During her performance with Lizzo last weekend on Saturday Night Live, Celisse Henderson paid tribute to Sister Rosetta Tharpe—and we are so here for it.
Singer-songwriter and multi-instrumentalist Celisse Henderson has been on our radar for years now, which is why we are so psyched to see her getting the attention she deserves following her guitar performance with none other than Lizzo on Saturday Night Live last weekend.
During the performance, Henderson paid homage to the legendary Sister Rosetta Tharpe during Lizzo’s chart-topping single, “Truth Hurts.” She opened the song alongside Lizzo, shredding an alternative opening to the song and adding incredible embellishments to the already infectious piano line. Henderson played a cream-colored Gibson SG custom electric guitar similar to one Tharpe played, a Gucci guitar strap with “SISTER” bedazzled down the front, and a fabulous coat reminiscent of one Tharpe wore in a classic photo. Henderson’s skilled guitar work added a rock ‘n’ roll element to “Truth Hurts”—a genre-bending addition that’s increasing in popularity and one that Tharpe pioneered during the late 1930s through the 1950s.
Among her many contributions to music, Tharpe (acknowledged as “the mother of rock ‘n’ roll”) pushed the boundaries of guitar in both rock ‘n’ roll and other genres. She was one of the very first recording guitarists to incorporate heavy distortion on her tracks, and she combined gospel, blues, and early R&B; religious and secular music; and notably, black and white audiences during the days of segregation. She influenced musicians such as Elvis Presley, Chuck Berry, Johnny Cash, Bob Dylan, and Eric Clapton, and in 2018 she was inducted into the Rock & Roll Hall of Fame.
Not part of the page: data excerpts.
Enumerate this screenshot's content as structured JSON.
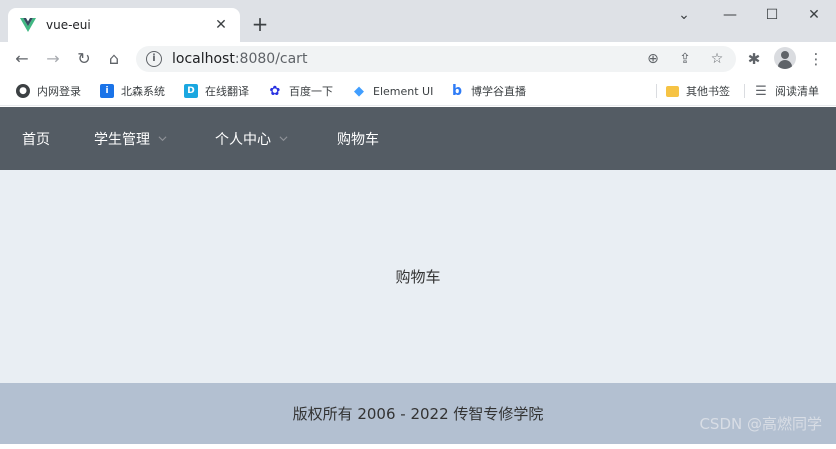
{
  "browser": {
    "tab": {
      "title": "vue-eui",
      "close": "✕"
    },
    "new_tab": "+",
    "window_controls": {
      "minimize": "⌄",
      "restore": "—",
      "maximize": "☐",
      "close": "✕"
    },
    "nav": {
      "back": "←",
      "forward": "→",
      "reload": "↻",
      "home": "⌂"
    },
    "address": {
      "host": "localhost",
      "rest": ":8080/cart"
    },
    "omnibox_actions": {
      "zoom": "⊕",
      "share": "⇪",
      "star": "☆"
    },
    "toolbar": {
      "extensions": "✱",
      "menu": "⋮"
    }
  },
  "bookmarks": [
    {
      "label": "内网登录",
      "color": "#3c4043",
      "glyph": "●"
    },
    {
      "label": "北森系统",
      "color": "#1a73e8",
      "glyph": "i"
    },
    {
      "label": "在线翻译",
      "color": "#1aa7e0",
      "glyph": "D"
    },
    {
      "label": "百度一下",
      "color": "#2932e1",
      "glyph": "✿"
    },
    {
      "label": "Element UI",
      "color": "#409eff",
      "glyph": "◆"
    },
    {
      "label": "博学谷直播",
      "color": "#2f7cf6",
      "glyph": "b"
    }
  ],
  "bookmarks_right": [
    {
      "label": "其他书签",
      "color": "#f6c344",
      "glyph": ""
    },
    {
      "label": "阅读清单",
      "color": "#5f6368",
      "glyph": "☰"
    }
  ],
  "header": {
    "menu": [
      {
        "label": "首页",
        "has_submenu": false
      },
      {
        "label": "学生管理",
        "has_submenu": true
      },
      {
        "label": "个人中心",
        "has_submenu": true
      },
      {
        "label": "购物车",
        "has_submenu": false
      }
    ],
    "bg_color": "#545c64"
  },
  "main": {
    "text": "购物车",
    "bg_color": "#e9eef3"
  },
  "footer": {
    "text": "版权所有 2006 - 2022 传智专修学院",
    "bg_color": "#b3c0d1"
  },
  "watermark": "CSDN @高燃同学"
}
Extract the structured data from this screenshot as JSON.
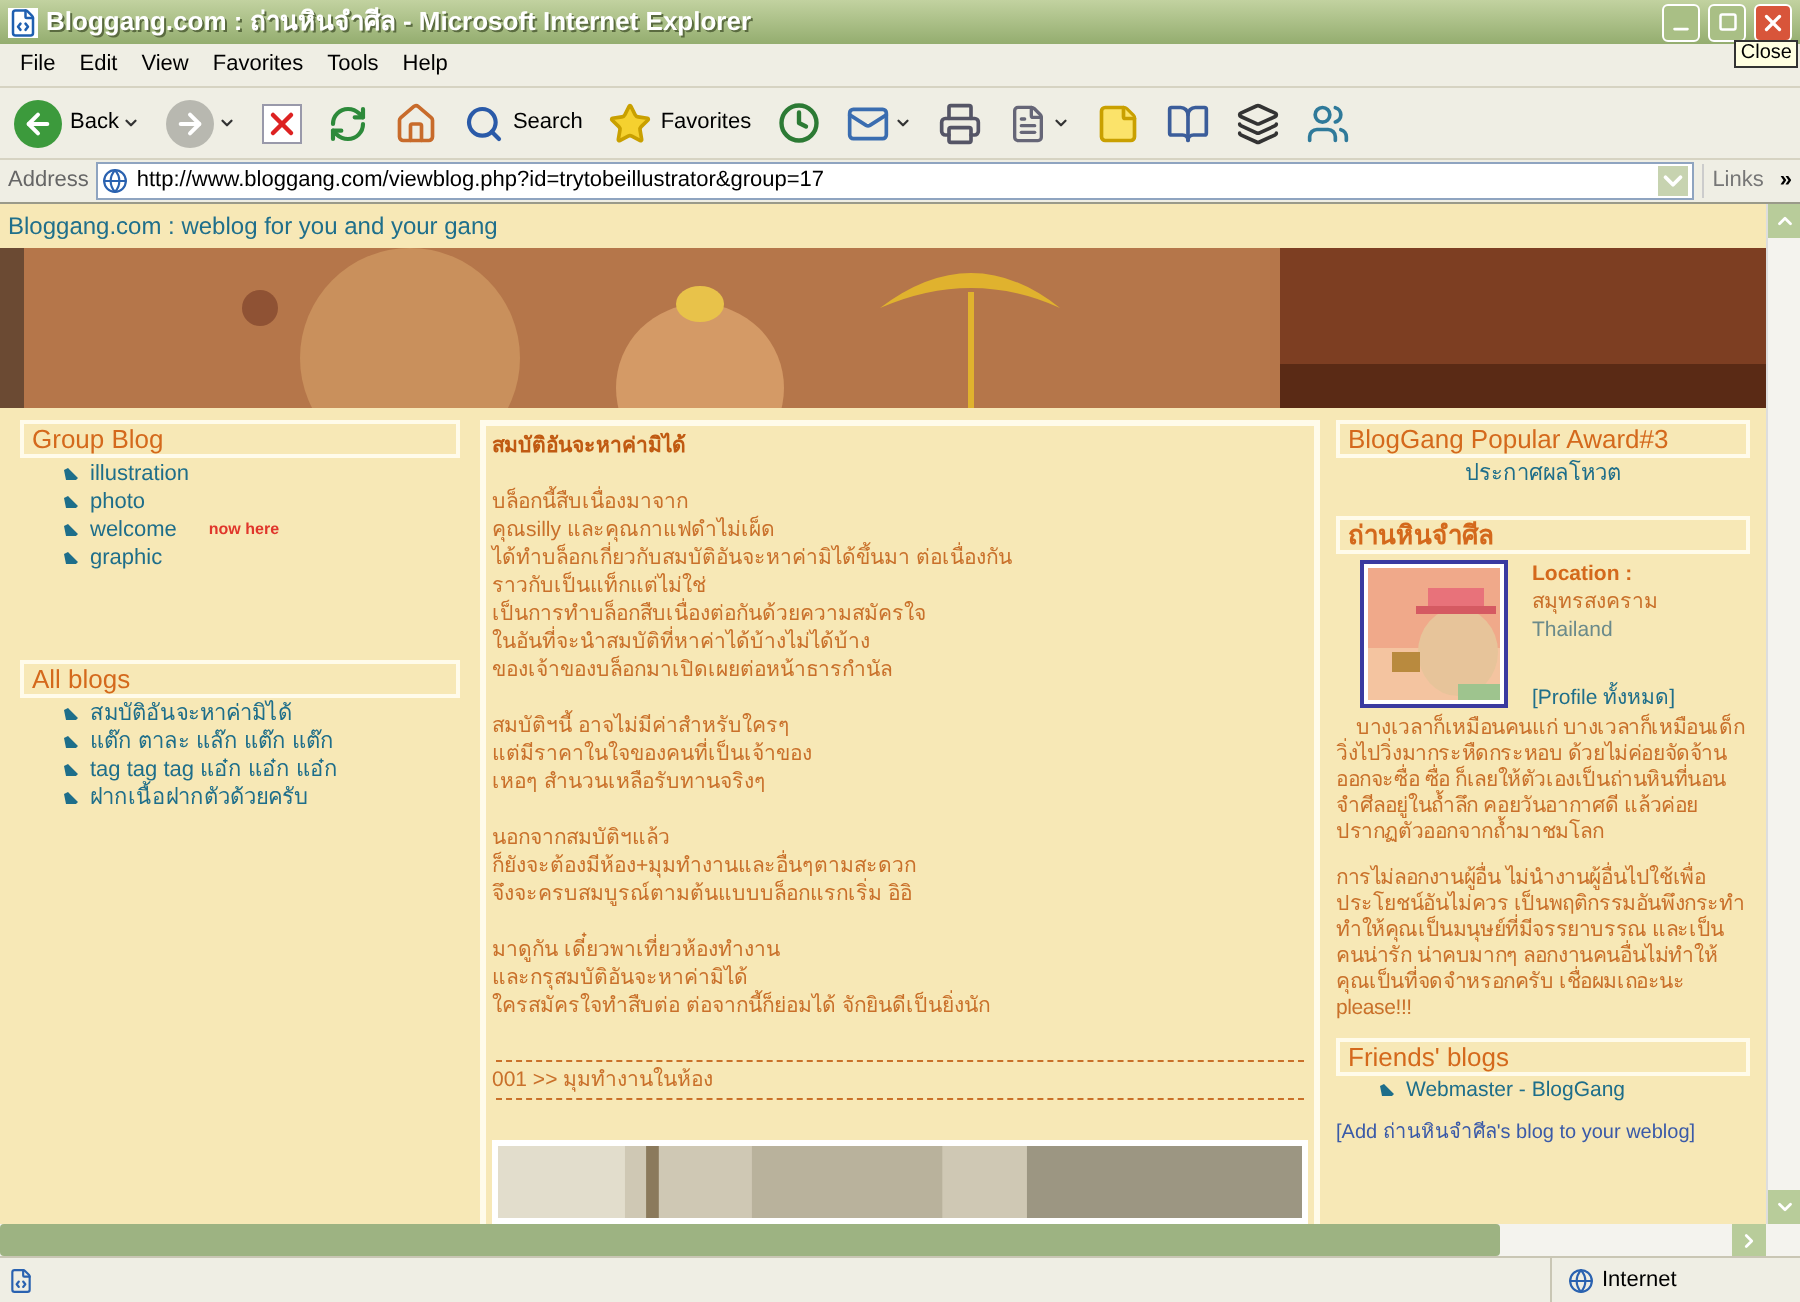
{
  "window": {
    "title": "Bloggang.com : ถ่านหินจำศีล - Microsoft Internet Explorer",
    "tooltip": "Close"
  },
  "menu": [
    "File",
    "Edit",
    "View",
    "Favorites",
    "Tools",
    "Help"
  ],
  "toolbar": [
    {
      "kind": "back",
      "label": "Back",
      "menu": true
    },
    {
      "kind": "forward",
      "menu": true
    },
    {
      "kind": "stop",
      "menu": false
    },
    {
      "kind": "refresh",
      "menu": false
    },
    {
      "kind": "home",
      "menu": false
    },
    {
      "kind": "search",
      "label": "Search",
      "menu": false
    },
    {
      "kind": "favorites",
      "label": "Favorites",
      "menu": false
    },
    {
      "kind": "history",
      "menu": false
    },
    {
      "kind": "mail",
      "menu": true
    },
    {
      "kind": "print",
      "menu": false
    },
    {
      "kind": "edit",
      "menu": true
    },
    {
      "kind": "note",
      "menu": false
    },
    {
      "kind": "research",
      "menu": false
    },
    {
      "kind": "archive",
      "menu": false
    },
    {
      "kind": "messenger",
      "menu": false
    }
  ],
  "address_bar": {
    "label": "Address",
    "url": "http://www.bloggang.com/viewblog.php?id=trytobeillustrator&group=17",
    "links": "Links",
    "more": "»"
  },
  "page": {
    "tagline": "Bloggang.com : weblog for you and your gang",
    "left": [
      {
        "title": "Group Blog",
        "items": [
          {
            "label": "illustration"
          },
          {
            "label": "photo"
          },
          {
            "label": "welcome",
            "note": "now here"
          },
          {
            "label": "graphic"
          }
        ]
      },
      {
        "title": "All blogs",
        "items": [
          {
            "label": "สมบัติอันจะหาค่ามิได้"
          },
          {
            "label": "แต๊ก ตาละ แล๊ก แต๊ก แต๊ก"
          },
          {
            "label": "tag tag tag แอ๋ก แอ๋ก แอ๋ก"
          },
          {
            "label": "ฝากเนื้อฝากตัวด้วยครับ"
          }
        ]
      }
    ],
    "post": {
      "title": "สมบัติอันจะหาค่ามิได้",
      "paragraphs": [
        [
          "บล็อกนี้สืบเนื่องมาจาก",
          "คุณsilly และคุณกาแฟดำไม่เผ็ด",
          "ได้ทำบล็อกเกี่ยวกับสมบัติอันจะหาค่ามิได้ขึ้นมา ต่อเนื่องกัน",
          "ราวกับเป็นแท็กแต่ไม่ใช่",
          "เป็นการทำบล็อกสืบเนื่องต่อกันด้วยความสมัครใจ",
          "ในอันที่จะนำสมบัติที่หาค่าได้บ้างไม่ได้บ้าง",
          "ของเจ้าของบล็อกมาเปิดเผยต่อหน้าธารกำนัล"
        ],
        [
          "สมบัติฯนี้ อาจไม่มีค่าสำหรับใครๆ",
          "แต่มีราคาในใจของคนที่เป็นเจ้าของ",
          "เหอๆ สำนวนเหลือรับทานจริงๆ"
        ],
        [
          "นอกจากสมบัติฯแล้ว",
          "ก็ยังจะต้องมีห้อง+มุมทำงานและอื่นๆตามสะดวก",
          "จึงจะครบสมบูรณ์ตามต้นแบบบล็อกแรกเริ่ม อิอิ"
        ],
        [
          "มาดูกัน เดี๋ยวพาเที่ยวห้องทำงาน",
          "และกรุสมบัติอันจะหาค่ามิได้",
          "ใครสมัครใจทำสืบต่อ ต่อจากนี้ก็ย่อมได้ จักยินดีเป็นยิ่งนัก"
        ]
      ],
      "entry": "001 >> มุมทำงานในห้อง"
    },
    "award": {
      "title": "BlogGang Popular Award#3",
      "link": "ประกาศผลโหวต"
    },
    "profile": {
      "title": "ถ่านหินจำศีล",
      "location_label": "Location :",
      "province": "สมุทรสงคราม",
      "country": "Thailand",
      "link": "[Profile ทั้งหมด]",
      "about": "บางเวลาก็เหมือนคนแก่ บางเวลาก็เหมือนเด็ก วิ่งไปวิ่งมากระหืดกระหอบ ด้วยไม่ค่อยจัดจ้าน ออกจะซื่อ ซื่อ ก็เลยให้ตัวเองเป็นถ่านหินที่นอนจำศีลอยู่ในถ้ำลึก คอยวันอากาศดี แล้วค่อยปรากฏตัวออกจากถ้ำมาชมโลก",
      "notice": "การไม่ลอกงานผู้อื่น ไม่นำงานผู้อื่นไปใช้เพื่อประโยชน์อันไม่ควร เป็นพฤติกรรมอันพึงกระทำ ทำให้คุณเป็นมนุษย์ที่มีจรรยาบรรณ และเป็นคนน่ารัก น่าคบมากๆ ลอกงานคนอื่นไม่ทำให้คุณเป็นที่จดจำหรอกครับ เชื่อผมเถอะนะ please!!!"
    },
    "friends": {
      "title": "Friends' blogs",
      "items": [
        "Webmaster - BlogGang"
      ]
    },
    "add_link": "[Add ถ่านหินจำศีล's blog to your weblog]"
  },
  "status_bar": {
    "zone": "Internet"
  }
}
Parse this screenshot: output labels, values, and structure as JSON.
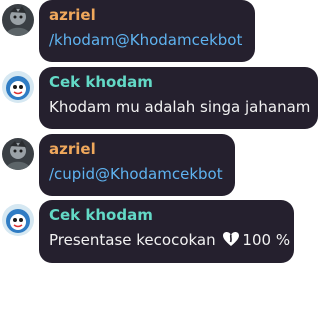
{
  "messages": [
    {
      "sender": "azriel",
      "sender_color": "#f0a85c",
      "avatar": "user-avatar",
      "text": "/khodam@Khodamcekbot",
      "is_command": true
    },
    {
      "sender": "Cek khodam",
      "sender_color": "#63d9c6",
      "avatar": "bot-avatar",
      "text": "Khodam mu adalah singa jahanam",
      "is_command": false
    },
    {
      "sender": "azriel",
      "sender_color": "#f0a85c",
      "avatar": "user-avatar",
      "text": "/cupid@Khodamcekbot",
      "is_command": true
    },
    {
      "sender": "Cek khodam",
      "sender_color": "#63d9c6",
      "avatar": "bot-avatar",
      "text_before": "Presentase kecocokan",
      "icon": "heart-icon",
      "text_after": "100 %",
      "is_command": false
    }
  ]
}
“All of these ‘heroes’ we see are male, when, in fact, the amount of people who have no idea who Sister Rosetta Tharpe is, and [she] is literally the reason we have rock ‘n’ roll music… It came from this fabulous black woman! It really frustrates me to no end—and this is why She Shreds is so amazing—that when guitarists are talked about, talk about how few women’s names are on that list, right? But then when we go to women of color, it’s almost non existent, when rock ‘n’ roll music personified is a black woman. I feel this charge for being some part of changing this idea of what a guitarist looks like, what rock ‘n’ roll looks like, and what that really means. Just think how much more interesting and vibrant our musical landscape would be if we had more and more women, and more and more people of all backgrounds, who were willing to engage in the spaces where we’re traditionally told we’re not supposed to be.”Interview with Celisse Henderson by She Shreds managing editor, Cynthia Schemmer, for Lincoln Center
Henderson’s music is defined by her infectious hooks and her passionate and bluesy vocals. In the past, she has performed with artists ranging from Kesha, Macy Gray, Melissa Etheridge, Mariah Carey, and more recently, she was a touring member of the band Ghosts of the Forest. In early 2016, Henderson was featured in the She Shreds article, “10 Black Emerging Guitarists You Need To Pay Attention To.”
“As a vocalist, with so many years of experience, it’s really rare that I feel thrown by something, everything feels really controlled,” said Henderson in a 2017 Lincoln Center interview. “Whereas on guitar, it’s so guttural and in the moment.”
Henderson’s tribute to Tharpe is one example of the changing landscape of guitar, and the increasingly popular connection between the instrument and genres like R&B and hip-hop. Whereas Tharpe’s contributions went widely unrecognized during her lifetime, we believe women of color are at the forefront of the popularity of guitar in R&B, hip hop, and beyond. Like Henderson said, the idea of what a guitarist should look like is changing, and so is the idea of what a guitar can do—and She Shreds is here to continue supporting this evolution.
(Oh, and who was the other guitarist in Lizzo’s SNL band?! We’re dying to know!)